Some insurance companies will not write a life insurance policy for a smoker. Medical evidence supports the idea that smoking increases the chance of premature death from lung disease, heart conditions, and other smoking-related disorders, and insurance companies take this into account when writing policies. Many companies will write you a life insurance policy, but your premiums will be higher than another person who is the same age and general health as you. Smoking has the potential to make your life shorter, and that puts the insurance in the position of accepting a higher risk of loss.

If you have been diagnosed with a smoking related illness, this will have an impact on your insurance costs. Even with whole life insurance, the insurance companies are gambling that they will be able to recoup enough of the cost of the policy to make it profitable, but a smoker with a smoking related illness is an uncertain gamble. To overcome this problem, some insurance companies will write exclusions that specifically omit certain causes of death from the policy, balancing the odds of probability in favor of the insurance company.

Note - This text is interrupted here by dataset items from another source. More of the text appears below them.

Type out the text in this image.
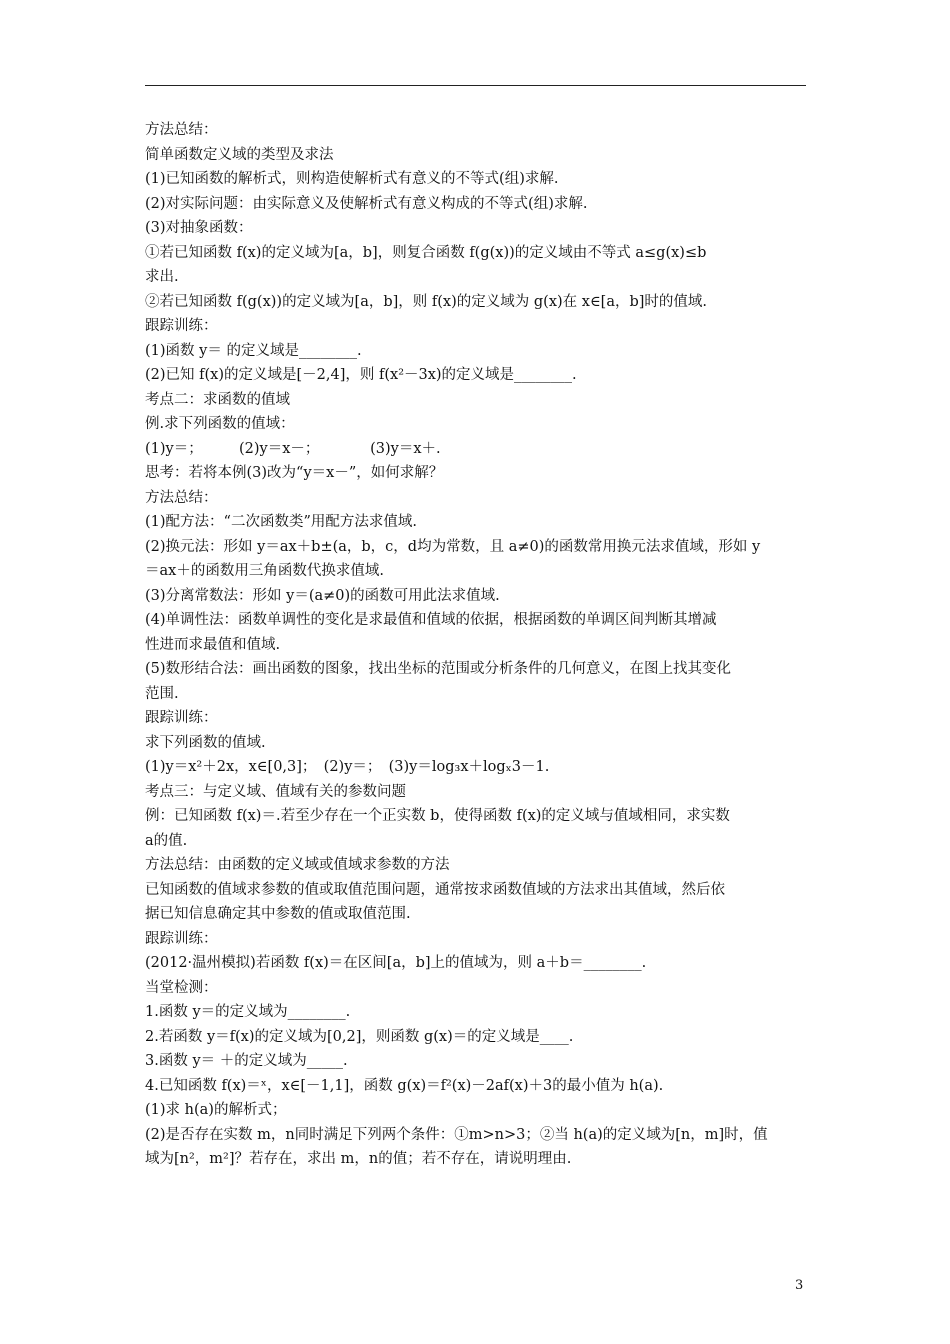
方法总结：
简单函数定义域的类型及求法
(1)已知函数的解析式，则构造使解析式有意义的不等式(组)求解.
(2)对实际问题：由实际意义及使解析式有意义构成的不等式(组)求解.
(3)对抽象函数：
①若已知函数 f(x)的定义域为[a，b]，则复合函数 f(g(x))的定义域由不等式 a≤g(x)≤b
求出.
②若已知函数 f(g(x))的定义域为[a，b]，则 f(x)的定义域为 g(x)在 x∈[a，b]时的值域.
跟踪训练：
(1)函数 y＝ 的定义域是________.
(2)已知 f(x)的定义域是[－2,4]，则 f(x²－3x)的定义域是________.
考点二：求函数的值域
例.求下列函数的值域：
(1)y＝；　　　(2)y＝x－；　　　　(3)y＝x＋.
思考：若将本例(3)改为“y＝x－”，如何求解？
方法总结：
(1)配方法：“二次函数类”用配方法求值域.
(2)换元法：形如 y＝ax＋b±(a，b，c，d均为常数，且 a≠0)的函数常用换元法求值域，形如 y
＝ax＋的函数用三角函数代换求值域.
(3)分离常数法：形如 y＝(a≠0)的函数可用此法求值域.
(4)单调性法：函数单调性的变化是求最值和值域的依据，根据函数的单调区间判断其增减
性进而求最值和值域.
(5)数形结合法：画出函数的图象，找出坐标的范围或分析条件的几何意义，在图上找其变化
范围.
跟踪训练：
求下列函数的值域.
(1)y＝x²＋2x，x∈[0,3]；　(2)y＝；　(3)y＝log₃x＋logₓ3－1.
考点三：与定义域、值域有关的参数问题
例：已知函数 f(x)＝.若至少存在一个正实数 b，使得函数 f(x)的定义域与值域相同，求实数
a的值.
方法总结：由函数的定义域或值域求参数的方法
已知函数的值域求参数的值或取值范围问题，通常按求函数值域的方法求出其值域，然后依
据已知信息确定其中参数的值或取值范围.
跟踪训练：
(2012·温州模拟)若函数 f(x)＝在区间[a，b]上的值域为，则 a＋b＝________.
当堂检测：
1.函数 y＝的定义域为________.
2.若函数 y＝f(x)的定义域为[0,2]，则函数 g(x)＝的定义域是____.
3.函数 y＝ ＋的定义域为_____.
4.已知函数 f(x)＝ˣ，x∈[－1,1]，函数 g(x)＝f²(x)－2af(x)＋3的最小值为 h(a).
(1)求 h(a)的解析式；
(2)是否存在实数 m，n同时满足下列两个条件：①m>n>3；②当 h(a)的定义域为[n，m]时，值
域为[n²，m²]？若存在，求出 m，n的值；若不存在，请说明理由.
3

Smoking will affect your ability to get any type of insurance policy. Smoking is regarded as a distraction while driving, and increases the risk of a fire at home dramatically. If you smoke, any insurance policy, even health insurance, is going to cost you most than someone who has never smoked, and it is becoming increasingly more common for that increase to be carried over to other immediate family members due to the rising concern over the safety of second-hand smoke inhalation.